Things which could go wrong.
In the case above we looked at a plan where only a few rows got handled. We also looked at
a data distribution over the column MATNR which was very even and didn’t have any values
which were occurring millions of times whereas others would show up only a few times or
not at all. Hence it was an easy task for SQL Server finding an efficient plan for the query.
Things can change dramatically when columns have a very uneven distribution of their
values. Uneven Distribution of Data is quite common in some SAP columns. Typical
examples would be BUKRS where the vast majority (~95%) of sales orders come from the
two or 3 “sales office”. The remaining 5% of the rows in a table would be sales orders from
possibly 10-20 small sales offices and account for less than 1% of the total rows in a table.
SQL Server then suddenly can take a very different plan which is not as efficient and
especially for the case the plan is re-used it can be very hindering.
A less optimal plan which came from a customer query against the table ANLB is shown
below:
In this case we seem to access the clustered index of the table ANLB, with a Where Clause
specifying MANDT, BUKRS, ANLN1 and ANLN2. These 4 columns represent the first 4
columns of the clustered index on ANLB and in combination are very selective, so these are
good fields for the Where clause.

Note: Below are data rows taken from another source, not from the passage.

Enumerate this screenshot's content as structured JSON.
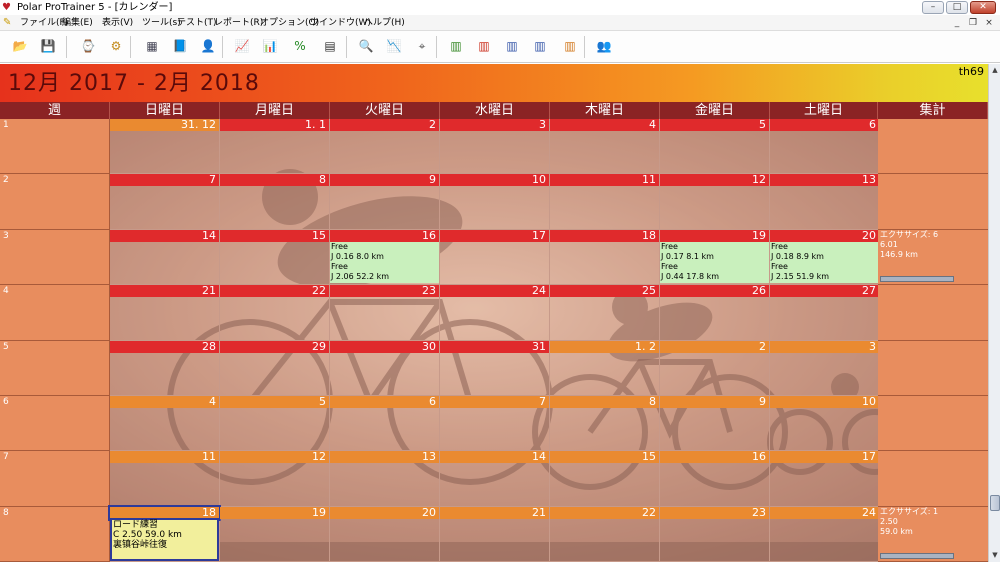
{
  "window": {
    "title": "Polar ProTrainer 5 - [カレンダー]",
    "controls": {
      "min": "–",
      "max": "□",
      "close": "✕"
    },
    "mdi_controls": {
      "min": "_",
      "restore": "❐",
      "close": "×"
    }
  },
  "menu": [
    "ファイル(F)",
    "編集(E)",
    "表示(V)",
    "ツール(s)",
    "テスト(T)",
    "レポート(R)",
    "オプション(O)",
    "ウインドウ(W)",
    "ヘルプ(H)"
  ],
  "toolbar": [
    {
      "icon": "open-folder-icon",
      "glyph": "📂",
      "color": "#c9a120"
    },
    {
      "icon": "save-disk-icon",
      "glyph": "💾",
      "color": "#333"
    },
    {
      "icon": "watch-sync-icon",
      "glyph": "⌚",
      "color": "#444"
    },
    {
      "icon": "watch-settings-icon",
      "glyph": "⚙",
      "color": "#c28a1a"
    },
    {
      "icon": "calendar-grid-icon",
      "glyph": "▦",
      "color": "#445"
    },
    {
      "icon": "diary-book-icon",
      "glyph": "📘",
      "color": "#234c9a"
    },
    {
      "icon": "user-info-icon",
      "glyph": "👤",
      "color": "#a55"
    },
    {
      "icon": "line-chart-icon",
      "glyph": "📈",
      "color": "#b33"
    },
    {
      "icon": "bar-chart-icon",
      "glyph": "📊",
      "color": "#335"
    },
    {
      "icon": "percent-chart-icon",
      "glyph": "%",
      "color": "#282"
    },
    {
      "icon": "table-icon",
      "glyph": "▤",
      "color": "#333"
    },
    {
      "icon": "zoom-1to1-icon",
      "glyph": "🔍",
      "color": "#333"
    },
    {
      "icon": "curve-chart-icon",
      "glyph": "📉",
      "color": "#28a"
    },
    {
      "icon": "compass-icon",
      "glyph": "⌖",
      "color": "#555"
    },
    {
      "icon": "summary-1-icon",
      "glyph": "▥",
      "color": "#3a8a2a"
    },
    {
      "icon": "summary-2-icon",
      "glyph": "▥",
      "color": "#c32"
    },
    {
      "icon": "summary-3-icon",
      "glyph": "▥",
      "color": "#3a5aaa"
    },
    {
      "icon": "summary-4-icon",
      "glyph": "▥",
      "color": "#3a5aaa"
    },
    {
      "icon": "summary-5-icon",
      "glyph": "▥",
      "color": "#d27a20"
    },
    {
      "icon": "users-icon",
      "glyph": "👥",
      "color": "#c33"
    }
  ],
  "banner": {
    "period": "12月  2017 - 2月  2018",
    "user": "th69"
  },
  "headers": [
    "週",
    "日曜日",
    "月曜日",
    "火曜日",
    "水曜日",
    "木曜日",
    "金曜日",
    "土曜日",
    "集計"
  ],
  "weeks": [
    {
      "num": "1",
      "days": [
        {
          "label": "31. 12",
          "m": "oth"
        },
        {
          "label": "1. 1",
          "m": "cur"
        },
        {
          "label": "2",
          "m": "cur"
        },
        {
          "label": "3",
          "m": "cur"
        },
        {
          "label": "4",
          "m": "cur"
        },
        {
          "label": "5",
          "m": "cur"
        },
        {
          "label": "6",
          "m": "cur"
        }
      ],
      "summary": []
    },
    {
      "num": "2",
      "days": [
        {
          "label": "7",
          "m": "cur"
        },
        {
          "label": "8",
          "m": "cur"
        },
        {
          "label": "9",
          "m": "cur"
        },
        {
          "label": "10",
          "m": "cur"
        },
        {
          "label": "11",
          "m": "cur"
        },
        {
          "label": "12",
          "m": "cur"
        },
        {
          "label": "13",
          "m": "cur"
        }
      ],
      "summary": []
    },
    {
      "num": "3",
      "days": [
        {
          "label": "14",
          "m": "cur"
        },
        {
          "label": "15",
          "m": "cur"
        },
        {
          "label": "16",
          "m": "cur",
          "entries": [
            "Free",
            "J 0.16 8.0 km",
            "Free",
            "J 2.06 52.2 km"
          ]
        },
        {
          "label": "17",
          "m": "cur"
        },
        {
          "label": "18",
          "m": "cur"
        },
        {
          "label": "19",
          "m": "cur",
          "entries": [
            "Free",
            "J 0.17 8.1 km",
            "Free",
            "J 0.44 17.8 km"
          ]
        },
        {
          "label": "20",
          "m": "cur",
          "entries": [
            "Free",
            "J 0.18 8.9 km",
            "Free",
            "J 2.15 51.9 km"
          ]
        }
      ],
      "summary": [
        "エクササイズ: 6",
        "6.01",
        "146.9 km"
      ],
      "bar": true
    },
    {
      "num": "4",
      "days": [
        {
          "label": "21",
          "m": "cur"
        },
        {
          "label": "22",
          "m": "cur"
        },
        {
          "label": "23",
          "m": "cur"
        },
        {
          "label": "24",
          "m": "cur"
        },
        {
          "label": "25",
          "m": "cur"
        },
        {
          "label": "26",
          "m": "cur"
        },
        {
          "label": "27",
          "m": "cur"
        }
      ],
      "summary": []
    },
    {
      "num": "5",
      "days": [
        {
          "label": "28",
          "m": "cur"
        },
        {
          "label": "29",
          "m": "cur"
        },
        {
          "label": "30",
          "m": "cur"
        },
        {
          "label": "31",
          "m": "cur"
        },
        {
          "label": "1. 2",
          "m": "oth"
        },
        {
          "label": "2",
          "m": "oth"
        },
        {
          "label": "3",
          "m": "oth"
        }
      ],
      "summary": []
    },
    {
      "num": "6",
      "days": [
        {
          "label": "4",
          "m": "oth"
        },
        {
          "label": "5",
          "m": "oth"
        },
        {
          "label": "6",
          "m": "oth"
        },
        {
          "label": "7",
          "m": "oth"
        },
        {
          "label": "8",
          "m": "oth"
        },
        {
          "label": "9",
          "m": "oth"
        },
        {
          "label": "10",
          "m": "oth"
        }
      ],
      "summary": []
    },
    {
      "num": "7",
      "days": [
        {
          "label": "11",
          "m": "oth"
        },
        {
          "label": "12",
          "m": "oth"
        },
        {
          "label": "13",
          "m": "oth"
        },
        {
          "label": "14",
          "m": "oth"
        },
        {
          "label": "15",
          "m": "oth"
        },
        {
          "label": "16",
          "m": "oth"
        },
        {
          "label": "17",
          "m": "oth"
        }
      ],
      "summary": []
    },
    {
      "num": "8",
      "days": [
        {
          "label": "18",
          "m": "blue",
          "selected": true,
          "entries": [
            "ロード練習",
            "C 2.50 59.0 km",
            "裏镇谷峠往復"
          ]
        },
        {
          "label": "19",
          "m": "oth"
        },
        {
          "label": "20",
          "m": "oth"
        },
        {
          "label": "21",
          "m": "oth"
        },
        {
          "label": "22",
          "m": "oth"
        },
        {
          "label": "23",
          "m": "oth"
        },
        {
          "label": "24",
          "m": "oth"
        }
      ],
      "summary": [
        "エクササイズ: 1",
        "2.50",
        "59.0 km"
      ],
      "bar": true
    }
  ]
}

However the disturbing factor of the plan is that it is using
a filter with the Constant Scan. Expectation would have been to get the same plan structure
as shown before with MAKT where we would use the clustered index to evaluate all values of
the columns in the Where Clause and not to use a separate Filter which would evaluate
values after a row has been read from a data page
When moving the mouse over one of those filter symbols, we get this:
Means the columns ANLN1 and ANLN2 are filtered after looking up the rows. Moving the
mouse over the node in the plan which characterizes the clustered index seek, it looks like:
Looking for the columns of the index we use for eliminating rows, it figures out that we only
use MANDT and BUKRS, which certainly are not very selective. Means at the end for each
row in the internal ABAP table, we are comparing the MANDT and BUKRS values against the
clustered index, read all the rows which fit the MANDT and BUKRS value and then only we
check whether the values of the ANLN1 and ANLN2 columns are matching our where
condition. Despite the fact that these columns are #3 and #4 in the clustered index
ANLB~0, we are not evaluating the values specified in the where clause against the index,
but against the rows read. Not a good plan.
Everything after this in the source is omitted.